16. Foreign Trade Law / Security in the Supply Chain
16.1 The Contractor shall comply with all requirements and provisions of the applicable national and international customs law, export control law and other foreign trade and payments law (hereinafter jointly referred to as “Foreign Trade Law”). The Contractor shall provide to PRINCIPAL in writing at the latest two weeks after ordering or, in the case of modifications, without undue delay all information and data that PRINCIPAL requires in order to comply with the Foreign Trade Law in the event of export, import and re-export, including, without being limited to the following:
– the statistical goods number pursuant to the current goods classification of the foreign trade statistics or the Harmonized System (HS) code; and
– the country of origin and, if required by PRINCIPAL, suppliers’ declarations regarding the preferential origin or certificates of origin.
16.2 The Contractor shall take the necessary measures to ensure the security in the supply chain according to the requirements of the AEO initiative of the EU. On request of PRINCIPAL, the Contractor shall provide evidence of the aforementioned by presenting an AEO S or AEO F certificate.
17. Third-Party Rights
17.1 The Contractor guarantees that the Delivery does not infringe any patent rights, utility model rights, trademarks, design rights, copyrights or other third-party rights that exclude or restrict the intended use by PRINCIPAL and/or its customers.
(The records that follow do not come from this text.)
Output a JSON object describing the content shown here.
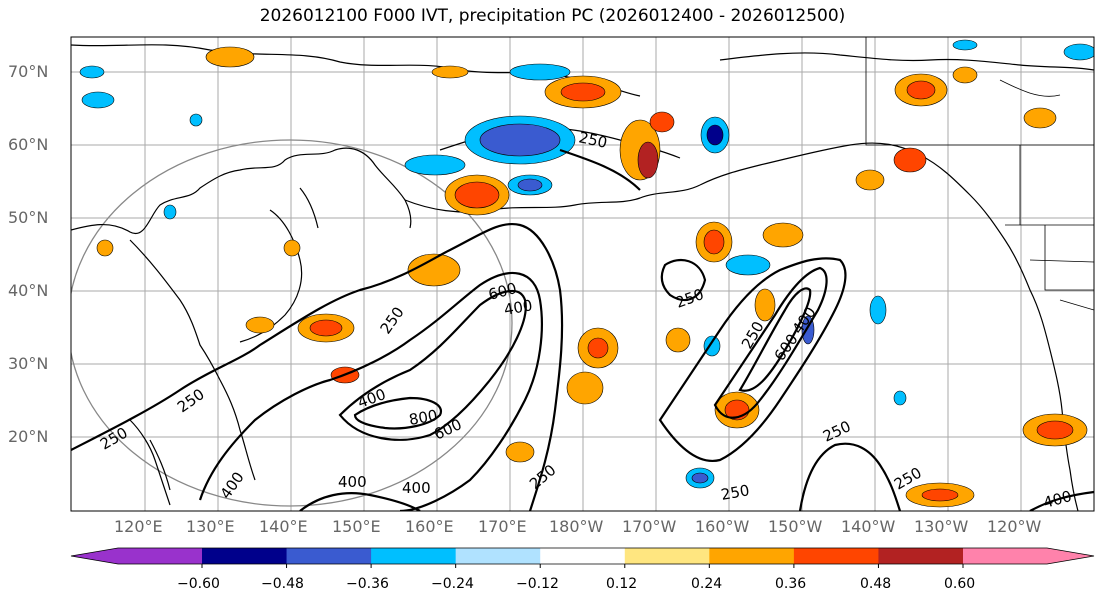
{
  "title": "2026012100 F000 IVT, precipitation PC (2026012400 - 2026012500)",
  "lat_labels": [
    "70°N",
    "60°N",
    "50°N",
    "40°N",
    "30°N",
    "20°N"
  ],
  "lon_labels": [
    "120°E",
    "130°E",
    "140°E",
    "150°E",
    "160°E",
    "170°E",
    "180°W",
    "170°W",
    "160°W",
    "150°W",
    "140°W",
    "130°W",
    "120°W"
  ],
  "contour_labels": [
    "250",
    "250",
    "250",
    "250",
    "250",
    "250",
    "250",
    "250",
    "250",
    "250",
    "400",
    "400",
    "400",
    "400",
    "400",
    "400",
    "400",
    "600",
    "600",
    "600",
    "800"
  ],
  "colorbar": {
    "ticks": [
      "−0.60",
      "−0.48",
      "−0.36",
      "−0.24",
      "−0.12",
      "0.12",
      "0.24",
      "0.36",
      "0.48",
      "0.60"
    ],
    "colors": [
      "#9932cc",
      "#00008b",
      "#3a5bd0",
      "#00bfff",
      "#b0e2ff",
      "#ffffff",
      "#ffe680",
      "#ffa500",
      "#ff4500",
      "#b22222",
      "#ff82ab"
    ]
  }
}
17.2 If the use of the Delivery or parts thereof is restricted or prohibited due to an asserted infringement of third party rights, or if there is the risk that such use will be restricted or prohibited, the Contractor shall indemnify PRINCIPAL and/or its customers on first demand against all in and out of court third-party claims. In addition, the Contractor shall reimburse PRINCIPAL for any expenses incurred for legal defence and for any damage incurred as a result of such claims for infringement of third party rights.
17.3 In order to ensure effective defence against such claims, the contracting parties shall inform each other without undue delay if they become aware of any alleged infringement of third party rights.
18. Place of Jurisdiction / Applicable Law / Miscellaneous
18.1 The contractual relationship between the Contractor and PRINCIPAL shall be governed exclusively by German law, without reference to its conflict-of-law provisions. The application of the United Nations Convention on Contracts for the International Sale of Goods (CISG) shall be excluded.
18.2 The sole venue for all disputes arising from or in connection with the business relationship between the Contractor and the Principal shall be the courts competent for the Principal’s registered head office, provided that the Contractor is a businessman, a legal entity under public law or a special fund under public law. PRINCIPAL shall also have the right to take legal action at the Contractor’s domicile.
18.3 English shall be the language of contract. If the contracting parties use another language in addition to English, the English wording shall prevail.
18.4 The Contractor shall only have the right to set off or a right of retention in respect of counterclaims that have become res judicata or are undisputed. What is more, a right of retention can only be asserted by the Contractor in respect of counterclaims under the same contractual relationship. The exclusion of the right of retention under Section 15.3 shall remain unaffected.
18.5 If one or more of the aforementioned provisions is or becomes invalid, this shall not affect the validity of the remaining provisions. The contracting parties are obliged to replace the invalid provision with a provision that most closely approximates its economic effect.